NASA scientists have made an exciting discovery on Saturn's mysterious moon, Titan.
NASA’s Cassini spacecraft has sent back new images of Saturn’s moon Titan, revealing an amazing natural phenomenon. According to a statement from the Jet Propulsion Laboratory in Pasadena, CA, researchers have identified liquid methane running throughout a series of canyons carved into the surface of the moon. The study, published in the journal Geophysical Research Letters, confirms the first liquid-filled channels ever discovered on Titan.
The study refers to data gathered by Cassini during a close pass over Titan in May of 2013. The probe’s radar scanned the region of the moon branching out from the massive sea known as Ligeia Mare.

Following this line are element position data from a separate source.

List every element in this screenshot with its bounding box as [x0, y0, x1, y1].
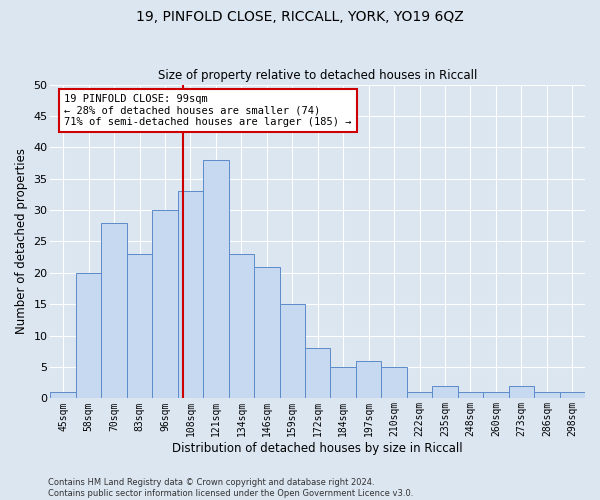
Bar	[280, 304, 305, 398]
Bar	[127, 254, 152, 398]
Bar	[509, 386, 534, 398]
Bar	[483, 392, 509, 398]
Y-axis label: Number of detached properties: Number of detached properties	[15, 148, 28, 334]
Bar	[560, 392, 585, 398]
Bar	[356, 361, 382, 399]
Bar	[101, 222, 127, 398]
Bar	[76, 273, 101, 398]
Bar	[382, 367, 407, 398]
Bar	[407, 392, 432, 398]
Bar	[229, 254, 254, 398]
Bar	[178, 192, 203, 398]
Text: 19, PINFOLD CLOSE, RICCALL, YORK, YO19 6QZ: 19, PINFOLD CLOSE, RICCALL, YORK, YO19 6…	[136, 10, 464, 24]
Title: Size of property relative to detached houses in Riccall: Size of property relative to detached ho…	[158, 69, 478, 82]
Bar	[305, 348, 331, 399]
Bar	[50, 392, 76, 398]
Bar	[254, 266, 280, 398]
Bar	[432, 386, 458, 398]
Bar	[458, 392, 483, 398]
Bar	[534, 392, 560, 398]
Bar	[331, 367, 356, 398]
Text: Contains HM Land Registry data © Crown copyright and database right 2024.
Contai: Contains HM Land Registry data © Crown c…	[48, 478, 413, 498]
Bar	[203, 160, 229, 398]
X-axis label: Distribution of detached houses by size in Riccall: Distribution of detached houses by size …	[172, 442, 463, 455]
Bar	[152, 210, 178, 398]
Text: 19 PINFOLD CLOSE: 99sqm
← 28% of detached houses are smaller (74)
71% of semi-de: 19 PINFOLD CLOSE: 99sqm ← 28% of detache…	[64, 94, 352, 127]
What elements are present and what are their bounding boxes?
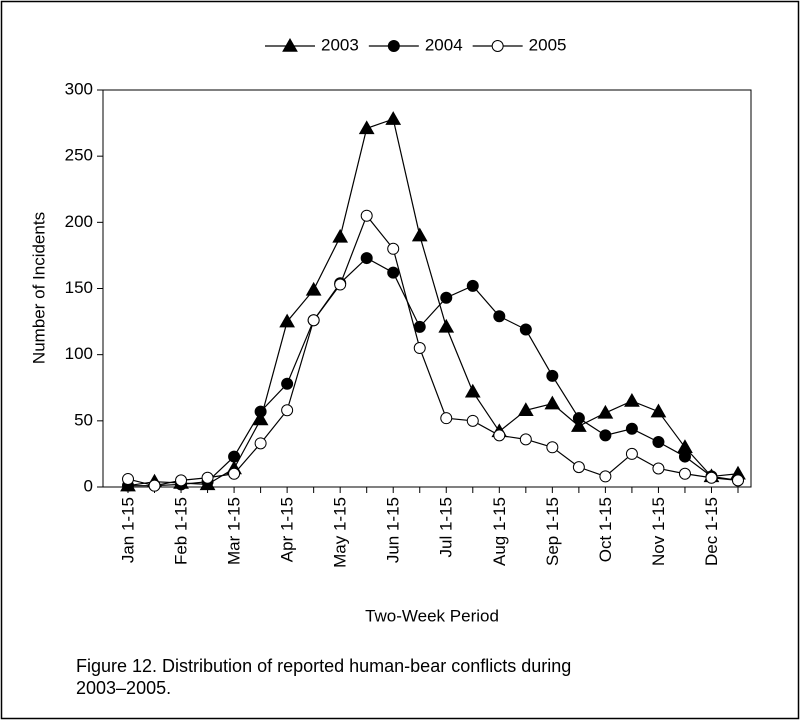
- x-tick-label: Jun 1-15: [384, 497, 403, 563]
- data-point: [387, 266, 400, 279]
- data-point: [228, 450, 241, 463]
- data-point: [281, 404, 294, 417]
- data-point: [360, 209, 373, 222]
- data-point: [599, 429, 612, 442]
- data-point: [254, 437, 267, 450]
- x-axis-label: Two-Week Period: [365, 606, 499, 625]
- x-tick-label: Nov 1-15: [649, 497, 668, 566]
- data-point: [705, 471, 718, 484]
- data-point: [201, 471, 214, 484]
- data-point: [464, 383, 481, 398]
- data-point: [122, 473, 134, 486]
- legend-marker: [491, 40, 504, 52]
- y-tick-label: 100: [65, 344, 93, 363]
- data-point: [281, 377, 294, 390]
- data-point: [175, 474, 188, 487]
- y-tick-label: 50: [74, 410, 93, 429]
- data-point: [650, 403, 667, 418]
- data-point: [732, 474, 744, 487]
- data-point: [546, 441, 559, 454]
- data-point: [332, 228, 349, 243]
- caption: Figure 12. Distribution of reported huma…: [76, 656, 572, 698]
- data-point: [572, 461, 585, 474]
- data-point: [438, 318, 455, 333]
- data-point: [413, 320, 426, 333]
- data-point: [466, 414, 479, 427]
- x-tick-label: Dec 1-15: [702, 497, 721, 566]
- data-point: [413, 342, 426, 355]
- x-tick-label: May 1-15: [331, 497, 350, 568]
- data-point: [571, 418, 587, 432]
- data-point: [358, 120, 375, 135]
- x-tick-label: Sep 1-15: [543, 497, 562, 566]
- data-point: [624, 392, 640, 407]
- data-point: [148, 479, 161, 492]
- plot-area: [102, 89, 752, 488]
- data-point: [652, 462, 665, 475]
- data-point: [305, 281, 322, 296]
- x-tick-label: Jan 1-15: [118, 497, 137, 563]
- x-tick-label: Aug 1-15: [490, 497, 509, 566]
- data-point: [360, 252, 373, 265]
- data-point: [678, 467, 691, 480]
- data-point: [625, 447, 638, 460]
- data-point: [625, 422, 638, 435]
- x-tick-label: Mar 1-15: [225, 497, 244, 565]
- x-tick-label: Apr 1-15: [278, 497, 297, 562]
- data-point: [493, 310, 506, 323]
- data-point: [678, 450, 691, 463]
- legend-label: 2005: [529, 35, 567, 54]
- y-tick-label: 300: [65, 79, 93, 98]
- data-point: [519, 433, 532, 446]
- data-point: [599, 470, 612, 483]
- data-point: [652, 436, 665, 449]
- data-point: [334, 278, 347, 291]
- data-point: [493, 429, 506, 442]
- data-point: [440, 412, 453, 425]
- data-point: [572, 412, 585, 425]
- data-point: [517, 402, 534, 416]
- data-point: [254, 405, 267, 418]
- x-tick-label: Feb 1-15: [172, 497, 191, 565]
- data-point: [466, 279, 479, 292]
- legend-marker: [387, 40, 400, 52]
- legend-label: 2003: [321, 35, 359, 54]
- data-point: [411, 227, 428, 242]
- series-line: [128, 257, 739, 487]
- legend-label: 2004: [425, 35, 463, 54]
- data-point: [546, 369, 559, 382]
- legend-marker: [282, 37, 298, 52]
- data-point: [279, 313, 295, 328]
- data-point: [597, 404, 614, 419]
- data-point: [519, 323, 532, 336]
- data-point: [385, 111, 402, 125]
- y-tick-label: 250: [65, 146, 93, 165]
- data-point: [440, 291, 453, 304]
- x-tick-label: Oct 1-15: [596, 497, 615, 562]
- data-point: [387, 242, 400, 255]
- y-tick-label: 200: [65, 212, 93, 231]
- data-point: [228, 467, 241, 480]
- data-point: [307, 314, 320, 327]
- y-tick-label: 150: [65, 278, 93, 297]
- series-line: [127, 118, 739, 487]
- y-axis-label: Number of Incidents: [29, 212, 48, 364]
- y-tick-label: 0: [84, 476, 93, 495]
- series-line: [127, 214, 739, 487]
- x-tick-label: Jul 1-15: [437, 497, 456, 557]
- data-point: [544, 395, 561, 410]
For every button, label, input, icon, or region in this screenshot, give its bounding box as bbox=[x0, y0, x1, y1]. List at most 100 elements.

Previous images taken by Cassini suggested to scientists that the long channels covering Titan’s surface were filled with liquid, but this was not confirmed until researchers examined the most recent data. The radar instrument on Cassini is typically used as an imager, but was instead configured to act as an altimeter, measuring the height of the geologic features on the ground.
The radar instrument detected the smooth surface of the liquid methane channels, and was able to record their depths as it passed above Titan’s surface. The deep streams carved into the surface of the moon indicate that the process responsible for their creation was either active for a long time, or eroded the surface extremely quickly.
According to Valerio Poggiali, a Cassini radar team associate and the study’s lead author, “It’s likely that a combination of these forces contributed to the formation of the deep canyons, but at present it’s not clear to what degree each was involved. What is clear is that any description of Titan’s geological evolution needs to be able to explain how the canyons got there.”